I recently finished reading Stumbling on Happiness by Daniel Gilbert, which is really the science of happiness demonstrated by lots of rather interesting psychological experiments around things like how rubbish we are at predicting the future, and why we are.

It's just the way we are wired, and like a lot of things we do without realising it, we make some hopelessly wrong assumptions about the future without being aware that we are doing it. Also, like the example of showing people a picture of themselves at old age, we can be manipulated very easily into changing our responses.

The interesting part is that it's not really unimaginative or infantile, but a conditioned instinctual evolutionary response we are trying to overcome. And like all these things you have can't change it if you are unaware you are doing it in the first place!

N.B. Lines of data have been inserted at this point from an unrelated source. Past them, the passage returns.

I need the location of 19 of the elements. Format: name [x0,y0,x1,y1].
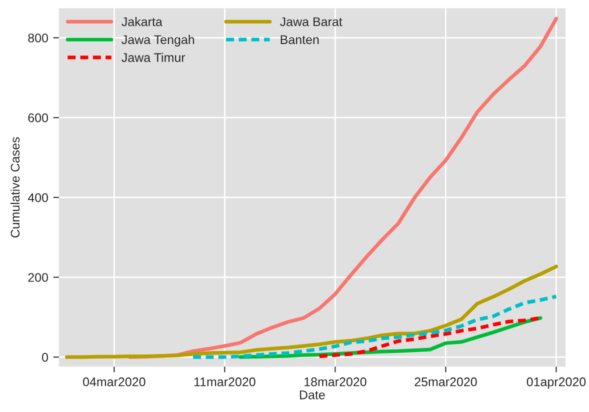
y-axis-title: Cumulative Cases [10,137,20,238]
x-tick-label: 18mar2020 [304,377,366,386]
legend-label: Banten [280,35,319,44]
legend-label: Jakarta [122,16,162,26]
x-tick-label: 25mar2020 [414,377,477,386]
x-tick-label: 11mar2020 [194,377,256,386]
y-tick-label: 400 [28,193,48,202]
x-axis-title: Date [300,390,325,400]
line-series [191,294,558,359]
legend-label: Jawa Timur [122,52,186,62]
y-tick-label: 600 [28,113,48,122]
y-tick-label: 800 [28,34,48,42]
y-tick-label: 0 [42,352,48,362]
legend-label: Jawa Barat [280,17,342,26]
legend-label: Jawa Tengah [122,34,194,47]
x-tick-label: 01apr2020 [526,377,586,389]
line-series [64,264,558,359]
y-tick-label: 200 [28,273,48,282]
x-tick-label: 04mar2020 [83,377,146,386]
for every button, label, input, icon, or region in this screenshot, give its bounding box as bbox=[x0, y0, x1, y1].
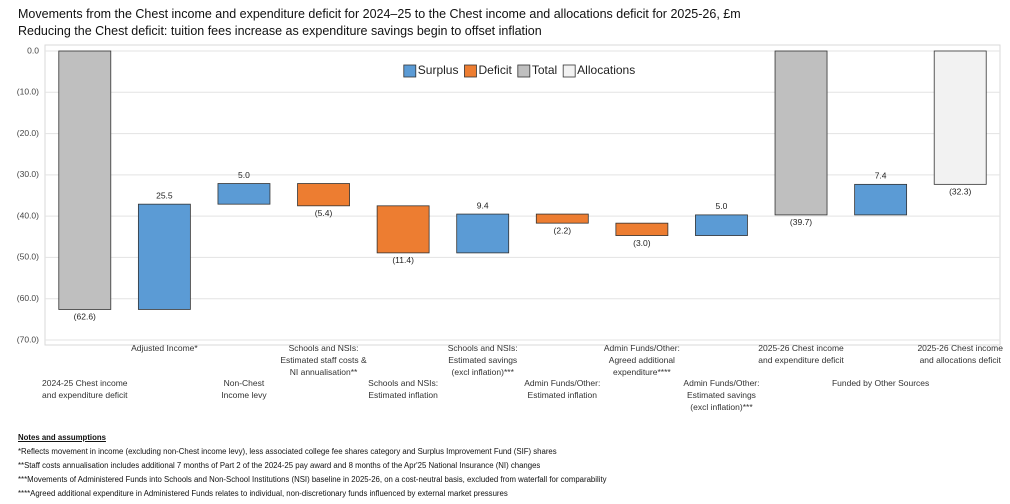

they should only get a performance fee  only if they have to pay a nonperformance fee and then we will see just how good some of these so called experts are.
it's all very well investing our money in high risk catergories but i would assume that if a nonperformance fee was applied then conservative investing would be the order of the day.

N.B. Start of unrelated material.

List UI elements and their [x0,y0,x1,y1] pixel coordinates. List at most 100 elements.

After reading #1 Amanda , I guess I must be a trend bucker, in that from the time my first was born I've held this idea to plan for our (mine and the wife's )  future or old age if you like , cutting out the middleman, but back then I thought 35 was ancient, and so my emphasis was to build to that point.
 Nearing 35 I reconfigured the plan and altered the pace of saving investment  to keep pace with the erosion of spending power, not forgeting during those years Muldoon had been instrumental in devaluing the currency by 28.5 % over a two year period, but at the same time we were getting 17% from the Countrywide Bldg impacted losses were mitigated.
It never took a zealot like approach to continue the practice of growing our protection for the future, whether or not we made it to that point was irrelivant to the plan as the children would simply assume the assets , and so it was as much insurance thinking as retirement thinking.
How much is enough...? don't know anymore just keep doing what I've always done , a small part of my focus looks at the stash and rethinks strategies to increase it...nothing special , nothing too difficult. Saving cannot be the be all end all of your plan ,or your life will simply go by unappreciated.
Knowing when you are wealthy is the trick....1 Your health and that of those you love..
2 eating well is important to me as you just never know ,you know..?
3.taking the time to enjoy what is available to us all at little or no cost....e.g. have you ever noticed the ammount of people that run along Aucklands waterfront yet,you can see ,they don't see it anymore, I guess I'm saying familiarity breeds contempt , but it need not ,if your mindful .
4. Of course friends, in their varying lenghts of appearance in your life....and soooooo on.
 It's funny that you need to plan so much money wise for your future security and ( happiness)..? but looking back through the highlights money played only a small part in some of them.
 Would I have thought differently had I been born dirt poor..?...........I was. 
So in summation ,my advice to connecting with young retirement planners is to remove the retirement notion altogether, and see it as insurance without the middleman stealing your cream.
Oh and have a good laugh at least once a day...yep that's right up there....too.

Wise words. I do have a good laugh here reading the comments, at least once a day. Gummsterisms always crack me up.

I second that. 

Christov, you're such a Trend-Bucker!


Well's gotta beat  beng a Trend Sucker !..Pheasant Plucker.
<( : > ) =I---<

Mist...I've been waffling about impending FTT's here for a while...I know it's on the agenda for the U.S......well the Euro, as it turns out is implementing them. much to the disdain of the British.
 Who will fall into line....?...the short putters day may arrive sooner than some think.
 Glad you've done ok....just formula algorithms..? or dis you give them a tweak with that sharp brain of yours.
I think your Kiwi saver pro's would argue risk has something to do with your returns, as it's when you bet the house the tide turns.